Ad un anno dalla legge 47/2017 “Disposizioni in materia di misure di protezione dei minori stranieri non accompagnati”, che istituisce l’elenco dei tutori volontari, il bilancio a Palermo è assolutamente positivo.
A fare il punto sulla situazione è il Garante per l’Infanzia e l’Adolescenza del Comune di Palermo, Pasquale D’Andrea, che ha ideato e sviluppato il Modello Palermo.
Il Modello Palermo è un processo sperimentale diviso in fasi, collegate tra loro, e definito in tempi ben precisi, che permette al tutore, nel momento in cui prende in carico il minore straniero non accompagnato, non solo di assisterlo ma anche di attuare un percorso alternativo di accoglienza e dunque di integrazione del ragazzo o della ragazza all’interno del territorio, attraverso le realtà presenti.
Il Modello Palermo, infatti, si basa principalmente sul Pei, Piano educativo integrato, che tiene conto non solo delle criticità oggettive del minore ma anche di quelle soggettive: cultura di appartenenza, storia di provenienza, formazione, educazione non formale e desideri del ragazzo o della ragazza.
La novità a livello nazionale è inoltre quella di aver messo a punto un piano che prevede anche l’assistenza per i tutori. Tutti i tutori e i minori infatti hanno a disposizione una serie di esperti tra cui anche l’assistenza etnopsicologica.

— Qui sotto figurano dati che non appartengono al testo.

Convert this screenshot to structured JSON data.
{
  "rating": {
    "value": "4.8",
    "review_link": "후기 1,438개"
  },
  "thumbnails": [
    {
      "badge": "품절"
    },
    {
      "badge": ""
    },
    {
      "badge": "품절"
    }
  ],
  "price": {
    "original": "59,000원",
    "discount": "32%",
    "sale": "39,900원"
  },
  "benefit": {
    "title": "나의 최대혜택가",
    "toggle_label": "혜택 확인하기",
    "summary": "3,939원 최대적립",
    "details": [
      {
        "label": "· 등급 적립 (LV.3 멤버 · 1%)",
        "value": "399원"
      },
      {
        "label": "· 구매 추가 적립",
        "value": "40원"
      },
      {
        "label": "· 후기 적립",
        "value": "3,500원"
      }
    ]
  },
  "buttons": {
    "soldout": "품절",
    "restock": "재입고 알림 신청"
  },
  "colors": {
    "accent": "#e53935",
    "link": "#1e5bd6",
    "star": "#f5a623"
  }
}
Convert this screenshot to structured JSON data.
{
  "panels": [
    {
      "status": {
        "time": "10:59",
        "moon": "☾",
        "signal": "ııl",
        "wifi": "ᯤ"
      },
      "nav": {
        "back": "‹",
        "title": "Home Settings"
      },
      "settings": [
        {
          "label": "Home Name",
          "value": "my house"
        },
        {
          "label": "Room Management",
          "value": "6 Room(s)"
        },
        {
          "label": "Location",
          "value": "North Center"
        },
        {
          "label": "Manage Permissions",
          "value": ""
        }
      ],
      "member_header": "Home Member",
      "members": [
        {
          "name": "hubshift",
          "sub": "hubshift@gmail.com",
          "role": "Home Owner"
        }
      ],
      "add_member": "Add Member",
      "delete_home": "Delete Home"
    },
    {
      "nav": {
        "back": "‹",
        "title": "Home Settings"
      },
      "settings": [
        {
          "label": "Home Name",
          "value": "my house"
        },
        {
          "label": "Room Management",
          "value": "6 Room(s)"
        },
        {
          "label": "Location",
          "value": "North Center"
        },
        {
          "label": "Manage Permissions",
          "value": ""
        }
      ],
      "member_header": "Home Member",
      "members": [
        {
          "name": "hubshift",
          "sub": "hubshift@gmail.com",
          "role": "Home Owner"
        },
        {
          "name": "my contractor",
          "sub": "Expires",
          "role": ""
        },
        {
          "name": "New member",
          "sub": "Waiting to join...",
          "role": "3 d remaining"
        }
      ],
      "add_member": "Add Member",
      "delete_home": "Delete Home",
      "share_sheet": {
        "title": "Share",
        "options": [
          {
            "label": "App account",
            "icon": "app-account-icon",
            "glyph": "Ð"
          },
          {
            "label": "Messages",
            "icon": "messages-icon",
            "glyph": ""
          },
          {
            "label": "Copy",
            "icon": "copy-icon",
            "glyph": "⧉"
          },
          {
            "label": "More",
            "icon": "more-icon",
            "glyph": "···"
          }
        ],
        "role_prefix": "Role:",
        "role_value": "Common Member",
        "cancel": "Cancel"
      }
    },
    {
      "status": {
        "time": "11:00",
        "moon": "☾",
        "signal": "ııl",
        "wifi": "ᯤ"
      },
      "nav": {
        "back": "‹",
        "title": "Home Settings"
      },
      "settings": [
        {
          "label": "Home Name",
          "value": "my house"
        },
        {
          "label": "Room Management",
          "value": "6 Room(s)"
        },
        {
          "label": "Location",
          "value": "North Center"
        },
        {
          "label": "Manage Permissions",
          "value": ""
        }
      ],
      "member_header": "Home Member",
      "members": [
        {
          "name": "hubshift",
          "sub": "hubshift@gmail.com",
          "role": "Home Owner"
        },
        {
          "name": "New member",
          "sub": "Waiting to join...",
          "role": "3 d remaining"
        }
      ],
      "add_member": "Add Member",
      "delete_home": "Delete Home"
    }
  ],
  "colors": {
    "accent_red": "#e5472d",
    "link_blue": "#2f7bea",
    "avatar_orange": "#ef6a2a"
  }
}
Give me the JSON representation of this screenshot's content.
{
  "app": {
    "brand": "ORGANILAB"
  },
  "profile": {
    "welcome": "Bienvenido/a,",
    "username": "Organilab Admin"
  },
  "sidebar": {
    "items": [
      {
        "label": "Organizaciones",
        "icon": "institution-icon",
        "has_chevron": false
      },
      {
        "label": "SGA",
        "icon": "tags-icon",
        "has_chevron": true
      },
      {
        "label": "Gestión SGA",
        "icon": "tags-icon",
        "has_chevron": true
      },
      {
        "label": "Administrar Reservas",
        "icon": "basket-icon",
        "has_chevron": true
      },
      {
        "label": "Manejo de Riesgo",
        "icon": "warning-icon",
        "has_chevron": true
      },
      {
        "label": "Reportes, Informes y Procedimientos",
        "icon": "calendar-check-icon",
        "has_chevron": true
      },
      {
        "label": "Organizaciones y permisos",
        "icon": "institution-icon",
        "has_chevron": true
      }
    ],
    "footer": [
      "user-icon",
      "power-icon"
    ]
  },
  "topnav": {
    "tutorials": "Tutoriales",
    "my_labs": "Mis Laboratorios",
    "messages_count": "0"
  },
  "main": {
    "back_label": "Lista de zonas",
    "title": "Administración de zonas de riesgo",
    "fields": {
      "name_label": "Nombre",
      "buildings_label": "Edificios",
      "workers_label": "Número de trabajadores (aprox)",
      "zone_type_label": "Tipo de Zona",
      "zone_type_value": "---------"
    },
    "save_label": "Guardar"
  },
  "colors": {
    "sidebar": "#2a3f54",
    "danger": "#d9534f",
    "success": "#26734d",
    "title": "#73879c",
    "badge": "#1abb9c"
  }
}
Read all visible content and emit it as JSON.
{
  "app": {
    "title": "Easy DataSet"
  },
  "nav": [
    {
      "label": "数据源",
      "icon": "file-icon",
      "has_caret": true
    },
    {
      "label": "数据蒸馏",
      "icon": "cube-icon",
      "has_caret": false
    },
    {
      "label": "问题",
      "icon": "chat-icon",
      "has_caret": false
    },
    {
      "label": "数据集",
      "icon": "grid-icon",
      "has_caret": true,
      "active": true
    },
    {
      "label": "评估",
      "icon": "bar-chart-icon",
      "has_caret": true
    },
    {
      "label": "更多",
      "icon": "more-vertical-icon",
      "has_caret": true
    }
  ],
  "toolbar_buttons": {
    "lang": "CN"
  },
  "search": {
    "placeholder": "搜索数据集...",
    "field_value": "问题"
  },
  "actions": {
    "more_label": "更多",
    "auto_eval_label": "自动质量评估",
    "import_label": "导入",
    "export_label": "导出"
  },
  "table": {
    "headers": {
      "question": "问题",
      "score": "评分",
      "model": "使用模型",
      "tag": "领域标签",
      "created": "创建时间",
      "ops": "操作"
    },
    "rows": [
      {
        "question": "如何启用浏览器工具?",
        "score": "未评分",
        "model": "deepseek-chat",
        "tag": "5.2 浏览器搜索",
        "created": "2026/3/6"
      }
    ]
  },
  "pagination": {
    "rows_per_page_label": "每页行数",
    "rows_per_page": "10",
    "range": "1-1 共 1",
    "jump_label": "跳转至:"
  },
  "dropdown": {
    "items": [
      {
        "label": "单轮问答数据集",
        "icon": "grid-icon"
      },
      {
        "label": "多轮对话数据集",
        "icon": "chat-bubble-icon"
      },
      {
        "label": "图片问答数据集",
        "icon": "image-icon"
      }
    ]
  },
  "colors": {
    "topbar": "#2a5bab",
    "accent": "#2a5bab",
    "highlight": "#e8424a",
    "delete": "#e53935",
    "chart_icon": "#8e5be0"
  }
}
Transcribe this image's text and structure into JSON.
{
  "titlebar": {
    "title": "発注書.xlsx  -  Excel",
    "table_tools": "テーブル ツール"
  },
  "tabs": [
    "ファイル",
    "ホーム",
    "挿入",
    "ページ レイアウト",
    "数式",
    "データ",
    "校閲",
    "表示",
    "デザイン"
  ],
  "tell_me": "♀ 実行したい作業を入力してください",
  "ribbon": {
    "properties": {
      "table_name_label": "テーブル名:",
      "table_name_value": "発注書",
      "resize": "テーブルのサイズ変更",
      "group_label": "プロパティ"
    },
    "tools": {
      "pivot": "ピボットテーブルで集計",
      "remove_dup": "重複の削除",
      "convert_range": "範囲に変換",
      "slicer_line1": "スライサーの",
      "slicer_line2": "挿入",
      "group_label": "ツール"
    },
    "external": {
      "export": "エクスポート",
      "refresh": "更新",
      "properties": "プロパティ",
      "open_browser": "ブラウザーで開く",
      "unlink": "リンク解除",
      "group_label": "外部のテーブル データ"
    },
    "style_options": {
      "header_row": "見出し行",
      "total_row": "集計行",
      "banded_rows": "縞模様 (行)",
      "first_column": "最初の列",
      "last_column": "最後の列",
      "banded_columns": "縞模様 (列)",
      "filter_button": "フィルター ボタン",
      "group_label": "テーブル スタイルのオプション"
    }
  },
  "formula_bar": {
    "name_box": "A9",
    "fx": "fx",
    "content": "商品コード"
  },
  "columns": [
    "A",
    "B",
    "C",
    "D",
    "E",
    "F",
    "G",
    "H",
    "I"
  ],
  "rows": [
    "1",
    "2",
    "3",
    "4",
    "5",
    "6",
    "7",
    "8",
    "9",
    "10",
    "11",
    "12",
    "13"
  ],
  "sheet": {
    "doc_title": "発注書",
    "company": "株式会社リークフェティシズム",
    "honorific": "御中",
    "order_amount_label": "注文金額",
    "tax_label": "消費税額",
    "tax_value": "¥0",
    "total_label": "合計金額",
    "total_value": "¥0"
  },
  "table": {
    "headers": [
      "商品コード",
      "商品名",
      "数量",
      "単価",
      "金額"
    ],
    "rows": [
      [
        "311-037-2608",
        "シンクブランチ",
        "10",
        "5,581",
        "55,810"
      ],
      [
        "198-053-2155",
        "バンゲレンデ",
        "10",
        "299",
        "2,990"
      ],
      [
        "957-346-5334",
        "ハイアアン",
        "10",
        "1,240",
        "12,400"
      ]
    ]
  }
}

Il Modello Palermo inoltre è verificato in sua ogni fase grazie dall’Ufficio Monitoraggio Tutori, istituito dall’ Unicef, presso la sede del Garante per l’Infanzia e l’Adolescenza del Comune di Palermo, in via Catania 146.
Ad ogni modo, il principio cardine del Modello Palermo si basa sulla relazione. Quest’ultima intesa come fondamentale punto di partenza per creare un futuro non solo per il minore. “Per far sì che questo rapporto nasca e si sviluppi – afferma D’Andrea- è necessario però acquisire tutte le informazioni, sul ragazzo o della ragazza non accompagnata”.
La storia: “Ricordo un ragazzo – racconta il Garante – credo 17enne, originario del Bangladesh, che all’interno della comunità era ritenuto aggressivo. Il ragazzo andava a lavorare senza che nessuno fosse a conoscenza e quando in comunità lo hanno scoperto ha reagito in maniera molto violenta. Grazie al lavoro d’ascolto e di fiducia instaurato con il tutore abbiamo scoperto che il ragazzo, prima di arrivare a Palermo, era stato in Libia dove prima è stato violentato e poi rapito. La famiglia per liberare il ragazzo ha dovuto vendere la capanna e pagare un riscatto. Dopo tempo il ragazzo è arrivato in Sicilia, dove sin da subito ha pensato di lavorare per aiutare i suoi genitori. Conoscere la storia di ogni ragazzo fa luce su aspetti che non possiamo immaginare”.
Le criticità del Modello Palermo è che ancora il progetto non è diffuso in maniera uniforme in tutte le circoscrizioni della città. A Palermo bisogna adesso lavorare innanzitutto sulla cultura dell’accoglienza e subito dopo dell’integrazione.
I tutori sono 75, la maggior parte donne. La fascia d’età maggiormente impegnata è quella che va dai 45 ai 55 anni, seguita 35 – 45 anni e il titolo di studio in possesso dai tutori è per il 78% la laurea seguita dal diploma. Il 60% dei tutori ha ricevuto più di una tutela mentre solo il 5% sono in attesa di una tutela. Le tutele assegnate in totale sono 143.
Secondo i dati dell’ufficio monitoraggio le revoche dal 2017 ad oggi sono state in tutto 42 e le motivazioni che hanno portato il tutore a rinunciare all’assegnazione sono stati per il 43% dei casi perché superiore alla disponibilità dello stesso tutore, seguito dal 30% delle rinunce a causa dell’ambito territoriale diverso da quello indicato dal tutore.
Per quanto riguarda i minori stranieri non accompagnati assegnati in tutela si è assistito tra il 2107 e il 2018 ad un cambiamento non solo di numeri ma anche di nazionalità. Mentre lo scorso anno la maggior parte delle tutele assegnate provenivano dal Gambia quest’anno a prevalere è la Nigeria.
Inoltre per il 50% la fascia d’età di minori alla data di assegnazione al tutore è di 17- 18 anni, seguiti 15-16 anni. I tempi di permanenza in strutture di prima accoglienza nel 54% dei casi va dai 4 ai 6 mesi. Il dato rilevante è ad ogni modo che nessun minore permane meno dei giorni previsti dalla legge, cioè 30 giorni.